LoppieFor people who do feel that spark of research – what should we know? Is there something about mindset that we should have going into the research?
Whitzman
Oh, golly, sure. I kept on asking myself questions and then trying to answer them. When I read a newspaper article about seduction, I was like, what is meant by seduction? What does that mean? Or I read about the theatres and the vaudeville company that Clara ended up joining, then think ‘I’d like to know more about the history of Black theatre’.
I’d say it’s good to have an outline, absolutely. I did have an outline, but it’s also really good to go off on little side quests to try to fill in the world around your person, because you’ll find some details.
I wanted the details. I wanted to know. I wanted to round it out. You know, what would she eat? What was she like? What were her clothes like?
You may be frustrated, I guess what I’m saying, about the paucity, or there just not being that much information available, but then you try to find out things around them so that you can kind of get a clearer picture.
Loppie
What I’m hearing is, sometimes the unknown, all the questions, can be intimidating. But that’s probably where the fun is— finding what is intriguing.
Whitzman
You’ll never know as much as you want to know. You just have to embrace that never being able to know everything, never being able to say this was a good person, this was a bad person, and just sort of try to find out as much as you can. All I can say is, I had a lot of fun doing it.
About the interviewee
Dr. Carolyn Whitzman is a housing and social policy researcher. She is an Adjunct Professor and Senior Housing Researcher at University of Toronto’s School of Cities, undertaking research on scaling up affordable and non market housing supply. She has worked as an expert advisor to UBC’s Housing Assessment Resource Tools (HART) project, which developed standardized best practices for analyzing housing needs, using government land for non market housing, and nonmarket property acquisition, all of which has influenced federal policy.
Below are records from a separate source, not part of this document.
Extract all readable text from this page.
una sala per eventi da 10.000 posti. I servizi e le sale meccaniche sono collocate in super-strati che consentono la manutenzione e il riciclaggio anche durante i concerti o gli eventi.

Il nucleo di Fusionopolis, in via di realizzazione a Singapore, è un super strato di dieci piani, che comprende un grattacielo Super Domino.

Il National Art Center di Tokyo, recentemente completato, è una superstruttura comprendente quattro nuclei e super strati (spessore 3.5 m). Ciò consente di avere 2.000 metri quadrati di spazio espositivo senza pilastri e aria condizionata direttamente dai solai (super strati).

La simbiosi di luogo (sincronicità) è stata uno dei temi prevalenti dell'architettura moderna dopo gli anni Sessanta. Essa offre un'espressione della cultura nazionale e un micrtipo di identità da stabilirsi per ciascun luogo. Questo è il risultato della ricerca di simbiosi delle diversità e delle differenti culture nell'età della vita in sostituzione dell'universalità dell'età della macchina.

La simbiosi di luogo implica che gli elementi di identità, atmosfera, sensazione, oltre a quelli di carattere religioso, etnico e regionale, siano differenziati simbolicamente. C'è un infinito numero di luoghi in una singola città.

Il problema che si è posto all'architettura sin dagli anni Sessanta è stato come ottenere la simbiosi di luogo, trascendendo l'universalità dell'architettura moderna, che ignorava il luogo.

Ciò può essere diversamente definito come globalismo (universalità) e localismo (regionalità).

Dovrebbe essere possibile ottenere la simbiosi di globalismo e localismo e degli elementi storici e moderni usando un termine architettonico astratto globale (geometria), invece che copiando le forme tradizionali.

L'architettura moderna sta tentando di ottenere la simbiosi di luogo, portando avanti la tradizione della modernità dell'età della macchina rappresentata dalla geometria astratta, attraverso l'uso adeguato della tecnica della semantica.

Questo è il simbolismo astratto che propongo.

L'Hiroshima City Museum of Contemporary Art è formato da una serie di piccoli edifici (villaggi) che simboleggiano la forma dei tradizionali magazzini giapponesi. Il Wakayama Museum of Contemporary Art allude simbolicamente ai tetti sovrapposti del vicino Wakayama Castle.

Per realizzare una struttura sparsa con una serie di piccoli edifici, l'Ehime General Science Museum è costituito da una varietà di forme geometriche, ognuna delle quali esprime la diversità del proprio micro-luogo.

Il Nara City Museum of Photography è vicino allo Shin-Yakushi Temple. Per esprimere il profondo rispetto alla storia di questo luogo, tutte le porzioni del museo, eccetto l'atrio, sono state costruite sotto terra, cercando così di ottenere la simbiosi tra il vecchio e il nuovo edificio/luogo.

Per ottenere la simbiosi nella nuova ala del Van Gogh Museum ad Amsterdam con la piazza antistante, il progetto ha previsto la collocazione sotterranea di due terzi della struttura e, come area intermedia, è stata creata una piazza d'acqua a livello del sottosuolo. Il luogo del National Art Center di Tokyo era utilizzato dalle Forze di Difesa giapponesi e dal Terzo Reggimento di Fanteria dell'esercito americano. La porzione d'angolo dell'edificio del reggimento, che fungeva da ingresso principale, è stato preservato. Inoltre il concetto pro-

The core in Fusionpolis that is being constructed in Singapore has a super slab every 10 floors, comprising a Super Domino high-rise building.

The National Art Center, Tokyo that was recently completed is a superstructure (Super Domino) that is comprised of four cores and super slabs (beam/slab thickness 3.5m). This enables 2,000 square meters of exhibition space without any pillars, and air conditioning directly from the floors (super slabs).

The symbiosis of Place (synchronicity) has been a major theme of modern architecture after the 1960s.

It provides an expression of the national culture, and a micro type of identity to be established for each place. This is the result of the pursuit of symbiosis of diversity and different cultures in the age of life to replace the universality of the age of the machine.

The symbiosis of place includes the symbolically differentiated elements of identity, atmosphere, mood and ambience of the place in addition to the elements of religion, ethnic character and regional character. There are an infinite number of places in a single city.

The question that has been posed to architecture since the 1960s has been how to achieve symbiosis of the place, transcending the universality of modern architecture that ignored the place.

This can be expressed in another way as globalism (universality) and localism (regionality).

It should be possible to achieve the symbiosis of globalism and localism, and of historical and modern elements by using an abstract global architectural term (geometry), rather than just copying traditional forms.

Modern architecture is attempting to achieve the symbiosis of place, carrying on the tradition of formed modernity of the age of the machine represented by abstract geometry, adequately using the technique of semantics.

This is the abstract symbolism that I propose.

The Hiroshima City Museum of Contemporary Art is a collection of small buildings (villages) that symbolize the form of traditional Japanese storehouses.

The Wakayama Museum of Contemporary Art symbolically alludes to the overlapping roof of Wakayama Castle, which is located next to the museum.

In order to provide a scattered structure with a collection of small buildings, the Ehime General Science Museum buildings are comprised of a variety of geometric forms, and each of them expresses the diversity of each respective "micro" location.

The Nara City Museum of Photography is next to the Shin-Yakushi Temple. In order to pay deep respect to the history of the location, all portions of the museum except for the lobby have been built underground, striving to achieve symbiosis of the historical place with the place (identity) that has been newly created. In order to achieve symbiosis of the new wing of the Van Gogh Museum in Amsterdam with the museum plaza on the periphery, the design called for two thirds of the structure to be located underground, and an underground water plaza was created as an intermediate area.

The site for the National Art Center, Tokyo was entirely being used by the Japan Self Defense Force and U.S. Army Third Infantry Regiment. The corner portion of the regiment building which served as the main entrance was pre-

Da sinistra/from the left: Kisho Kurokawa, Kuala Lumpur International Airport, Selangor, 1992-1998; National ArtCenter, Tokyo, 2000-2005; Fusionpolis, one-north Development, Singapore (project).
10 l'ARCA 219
She is the author or co-author of over 80 book chapters, articles, and reports, on issues related to the right to the city. She was a Professor of Urban Planning at the University of Melbourne (2003-2019) and a Senior Policy Planner at the City of Toronto (1989-99). She has provided expertise to national, state/provincial and local governments, UN Women, UN Habitat, and private or non-profit organizations.